Dass Angell in Österreich getauft wird, ist eher Zufall. Durch seine Eltern als Zeuge Jehovas aufgezogen, flüchtete er mit 17 Jahren aus seinem Elternhaus und kehrte jedem religiösen Glauben mehrere Jahre den Rücken. Erst in Philosophie-Kursen an der Universität, als auch spirituelle Fragen diskutiert wurden, befasste sich der gebürtige Trondheimer wieder mit Religion. Am meisten angesprochen fühlte er sich vom Katholizismus: "Die katholische Kirche ist sehr stabil und wechselt nicht ständig ihre Meinung. Während dies für viele in unserer modernen Gesellschaft eher irritierend ist, finde ich genau in dieser Stabilität Geborgenheit." In Norwegen, wo 82 Prozent der Bevölkerung der lutherischen Staatskirche angehören, bleibt Angell ein Exot. Der Katholizismus wird dort vor allem durch Migranten aus Osteuropa und Südostasien praktiziert.

Anders als Angell lernen viele Zuwanderer den christlichen Glauben erst in Österreich kennen. Der breite Zugang zu christlichen Gemeinden führt laut Krieger zum hohen Ausländeranteil bei Erwachsenentaufen. Auch der katholische Ehepartner könne zur Taufe ermuntern, vermutet er.
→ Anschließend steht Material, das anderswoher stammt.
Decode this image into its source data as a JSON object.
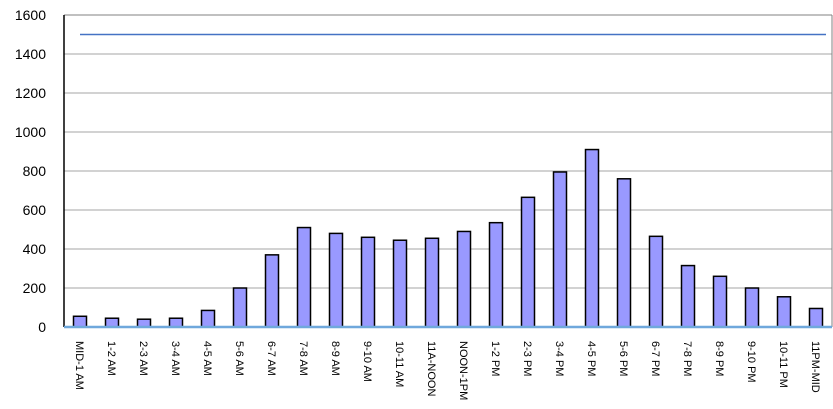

Auch Frank Femi Omere, gebürtiger Brite, hat seine Gemeinde durch seine Verlobte kennengelernt. Der christliche Glaube war nichts Neues für ihn: Omeres aus Nigeria stammende Familie ist seit über zehn Generationen überwiegend christlich, zu etwa gleichen Teilen protestantisch und katholisch. Der Anwalt, der seit Dezember in Österreich lebt, wollte sich erst als Erwachsener für oder gegen eine Taufe entscheiden. Dass er es nun mit 38 Jahren macht, überrascht ihn selbst ein wenig. "Eine Religion muss mich intellektuell und spirituell ansprechen. Als ich jünger war und in der Kirche saß, hat mich die Predigt oft nicht emotional getroffen." Im Zentrum seines Glaubens steht für ihn die persönliche Beziehung zu Gott. Doch die Gemeinschaft sei dabei essenziell: "Wir Menschen sind ja schließlich soziale Wesen", sagt Omere.

In vielen westeuropäischen Ländern sind Erwachsenentaufen noch üblicher. In Frankreich finden in den Ostertagen 2958 Erwachsenentaufen statt, die meisten sind zwischen 25 und 30 Jahre alt. Neben spirituellen Gründen erhoffen sich viele dadurch auch eine bessere Integration in die Gesellschaft. Dies treffe auf Österreich weniger zu. "Hier spielt die Religion als Integrationsfaktor keine große Rolle", meint Krieger. Auch bei Asylbewerbungen bringe die Religionszugehörigkeit keine Privilegien. Wer die oft mehrere Monate dauernde Taufvorbereitung durchläuft, tue dies meist aus spirituellen Gründen.